Ed eccoci al nocciolo della questione che molto ha a che fare col profilo del futurocapo di Stato. Dagli anni ‘90 l’Italia subisce infatti l’anomalia di un ordine politico tenuto sotto schiaffo, ai limiti del commissariamento, da fazioni e bande dell’ordine giudiziario palesemente in grado di condizionare singole carriere nonché l’intero corso politico scelto dagli italiani in libere consultazioni. Il che ha generato nell’opinione pubblica diffusa sfiducia nell’imparzialità della giustizia. A tutti è presente quali e quante pentole abbia scoperchiato il recente caso Palamara. Porte pericolosamente girevoli fra magistratura e politica, togati che riscuotono alla cassa della politica, specie del Pd, i dividendi di popolarità raggiunte con grevi dosaggi di giustizialismo mediatico, macchine del fango attivate con scientifica tempistica, accessi alla magistratura pilotati e truccati, nomine di dubbia legittimità costituzionale, crescente capacità dell’ordine giudiziario di occupare spazi e ruoli di normale pertinenza politica. Quanto basta per far parlare di un Paese ridotto a un ‘mandarinato giudiziario’ in cui politica e giustizia, a dispetto dei tanti capaci e onesti presenti nell’uno come nell’altro ordine, sono ormai gestite da autentici comitati d’affari.

Che ogni seria riforma sulla strada di efficienza, modernizzazione o, più semplicemente, normalità, incontri l’insormontabile veto di un pugno di strapotenti corporazioni è triste e antico retaggio italiano. Fa testo, nel suo evidente calvario, il caso della riforma della giustizia. Il recente sforzo della guardasigilli Marta Cartabia è stato mortificato e ridotto al pasticciato ‘vorrei non posso’ che l’interessata stessa invita a non chiamare riforma ma mediazione. Quanto restiamo impigliati nel passato e prigionieri delle sue dinamiche lo attesta, a suo modo, anche la candidatura di Silvio Berlusconi al Colle da leggersi, forse, più alla luce del passato che del futuro. Un parte del sistema -politicamente maggioritaria nel Paese- rivendica la riabilitazione pacificatrice di una figura che, pur con errori e leggerezze, è stata capitolo rilevantissimo della storia nazionale e oggetto di un killeraggio mediatico giudiziario senza eguali nell’era repubblicana.
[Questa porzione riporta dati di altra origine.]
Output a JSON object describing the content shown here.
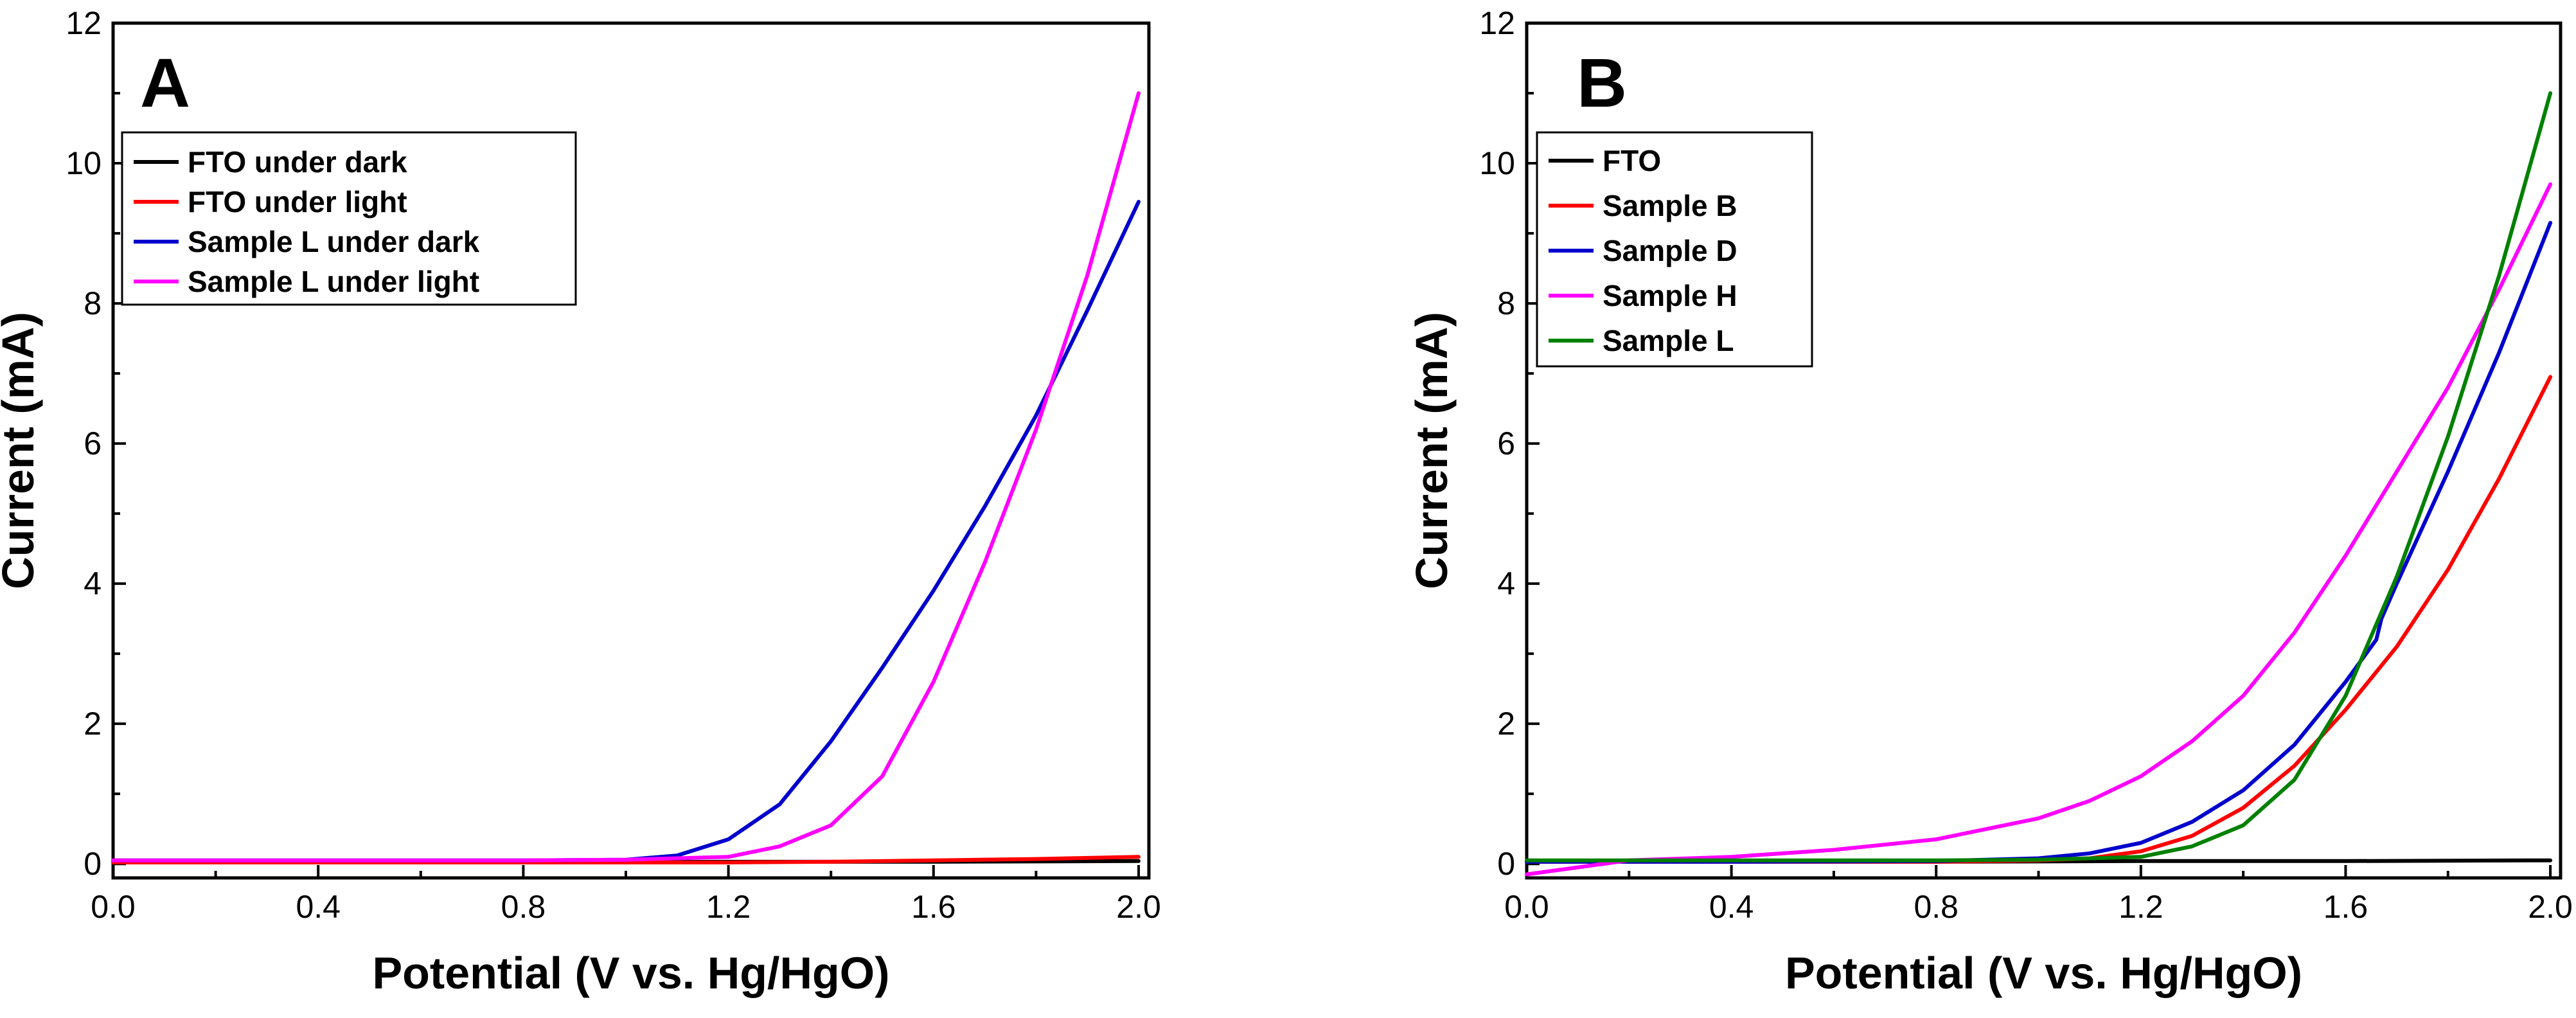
{
  "chart_data": [
    {
      "type": "line",
      "panel_label": "A",
      "xlabel": "Potential (V vs. Hg/HgO)",
      "ylabel": "Current (mA)",
      "xlim": [
        0,
        2.02
      ],
      "ylim": [
        -0.2,
        12
      ],
      "xticks": [
        0.0,
        0.4,
        0.8,
        1.2,
        1.6,
        2.0
      ],
      "xtick_labels": [
        "0.0",
        "0.4",
        "0.8",
        "1.2",
        "1.6",
        "2.0"
      ],
      "yticks": [
        0,
        2,
        4,
        6,
        8,
        10,
        12
      ],
      "ytick_labels": [
        "0",
        "2",
        "4",
        "6",
        "8",
        "10",
        "12"
      ],
      "legend_position": "top-left",
      "grid": false,
      "series": [
        {
          "name": "FTO under dark",
          "color": "#000000",
          "x": [
            0,
            0.4,
            0.8,
            1.2,
            1.6,
            2.0
          ],
          "y": [
            0.02,
            0.02,
            0.02,
            0.03,
            0.03,
            0.04
          ]
        },
        {
          "name": "FTO under light",
          "color": "#ff0000",
          "x": [
            0,
            0.4,
            0.8,
            1.0,
            1.2,
            1.4,
            1.6,
            1.8,
            2.0
          ],
          "y": [
            0.02,
            0.02,
            0.02,
            0.02,
            0.02,
            0.03,
            0.05,
            0.07,
            0.1
          ]
        },
        {
          "name": "Sample L under dark",
          "color": "#0000cc",
          "x": [
            0,
            0.4,
            0.8,
            1.0,
            1.1,
            1.2,
            1.3,
            1.4,
            1.5,
            1.6,
            1.7,
            1.8,
            1.9,
            2.0
          ],
          "y": [
            0.05,
            0.05,
            0.05,
            0.06,
            0.12,
            0.35,
            0.85,
            1.75,
            2.8,
            3.9,
            5.1,
            6.4,
            7.9,
            9.45
          ]
        },
        {
          "name": "Sample L under light",
          "color": "#ff00ff",
          "x": [
            0,
            0.4,
            0.8,
            1.0,
            1.2,
            1.3,
            1.4,
            1.5,
            1.6,
            1.7,
            1.8,
            1.9,
            2.0
          ],
          "y": [
            0.05,
            0.05,
            0.05,
            0.06,
            0.1,
            0.25,
            0.55,
            1.25,
            2.6,
            4.3,
            6.2,
            8.4,
            11.0
          ]
        }
      ]
    },
    {
      "type": "line",
      "panel_label": "B",
      "xlabel": "Potential (V vs. Hg/HgO)",
      "ylabel": "Current (mA)",
      "xlim": [
        0,
        2.02
      ],
      "ylim": [
        -0.2,
        12
      ],
      "xticks": [
        0.0,
        0.4,
        0.8,
        1.2,
        1.6,
        2.0
      ],
      "xtick_labels": [
        "0.0",
        "0.4",
        "0.8",
        "1.2",
        "1.6",
        "2.0"
      ],
      "yticks": [
        0,
        2,
        4,
        6,
        8,
        10,
        12
      ],
      "ytick_labels": [
        "0",
        "2",
        "4",
        "6",
        "8",
        "10",
        "12"
      ],
      "legend_position": "top-left",
      "grid": false,
      "series": [
        {
          "name": "FTO",
          "color": "#000000",
          "x": [
            0,
            0.4,
            0.8,
            1.2,
            1.6,
            2.0
          ],
          "y": [
            0.03,
            0.03,
            0.03,
            0.04,
            0.04,
            0.05
          ]
        },
        {
          "name": "Sample B",
          "color": "#ff0000",
          "x": [
            0,
            0.4,
            0.8,
            1.0,
            1.1,
            1.2,
            1.3,
            1.4,
            1.5,
            1.6,
            1.7,
            1.8,
            1.9,
            2.0
          ],
          "y": [
            0.03,
            0.03,
            0.03,
            0.05,
            0.08,
            0.18,
            0.4,
            0.8,
            1.4,
            2.2,
            3.1,
            4.2,
            5.5,
            6.95
          ]
        },
        {
          "name": "Sample D",
          "color": "#0000cc",
          "x": [
            0,
            0.4,
            0.8,
            1.0,
            1.1,
            1.2,
            1.3,
            1.4,
            1.5,
            1.6,
            1.66,
            1.67,
            1.7,
            1.8,
            1.9,
            2.0
          ],
          "y": [
            0.03,
            0.03,
            0.04,
            0.08,
            0.15,
            0.3,
            0.6,
            1.05,
            1.7,
            2.6,
            3.2,
            3.5,
            4.0,
            5.6,
            7.3,
            9.15
          ]
        },
        {
          "name": "Sample H",
          "color": "#ff00ff",
          "x": [
            0,
            0.2,
            0.4,
            0.6,
            0.8,
            1.0,
            1.1,
            1.2,
            1.3,
            1.4,
            1.5,
            1.6,
            1.7,
            1.8,
            1.9,
            2.0
          ],
          "y": [
            -0.15,
            0.05,
            0.1,
            0.2,
            0.35,
            0.65,
            0.9,
            1.25,
            1.75,
            2.4,
            3.3,
            4.4,
            5.6,
            6.8,
            8.2,
            9.7
          ]
        },
        {
          "name": "Sample L",
          "color": "#008000",
          "x": [
            0,
            0.4,
            0.8,
            1.0,
            1.2,
            1.3,
            1.4,
            1.5,
            1.6,
            1.7,
            1.8,
            1.9,
            2.0
          ],
          "y": [
            0.05,
            0.05,
            0.05,
            0.06,
            0.1,
            0.25,
            0.55,
            1.2,
            2.4,
            4.1,
            6.1,
            8.4,
            11.0
          ]
        }
      ]
    }
  ]
}
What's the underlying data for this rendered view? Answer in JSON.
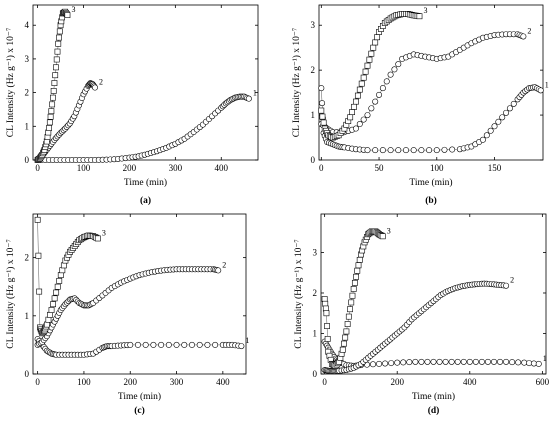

Se il prossimo inquilino del Quirinale dovrà avere, anche in minima parte, la forza risolutiva di un autentico patriota non potrà che interpretare in modo meno reticente e inerte il suo ruolo costituzionale di presidente del Consiglio superiore della magistratura. Cioè dell’organo garante di quell’autonomia dell’ordine giudiziario che finisce o dovrebbe finire là dove comincia quella dell’ordine politico.

Ma chissà perché su tutto questo grava il più assordante silenzio.

 

Ada Ferrari

2 risposte

  1. Se davvero candidano Casini..non c’e’ piu’ nessuna bandiera,nessun patriota, ma solo e soltanto il Santo Padre che dovra’ annullargli un altro matrimonio.

  2. Penso che l’Italia nei prossimi anni dovrà fare i conti col mostruoso debito pubblico. Credo che abbia bisogno che al Colle sieda l’unico uomo che possa dare garanzie all’Europa e cioè Mario Draghi, un gigante in una tribù di politici Pigmei. Tutto il resto sono belle parole, ma credo che la concretezza sia auspicabile. Purtroppo stiamo assistendo all’ennesima commedia dei Pigmei. Speriamo non si trasformi in tragedia.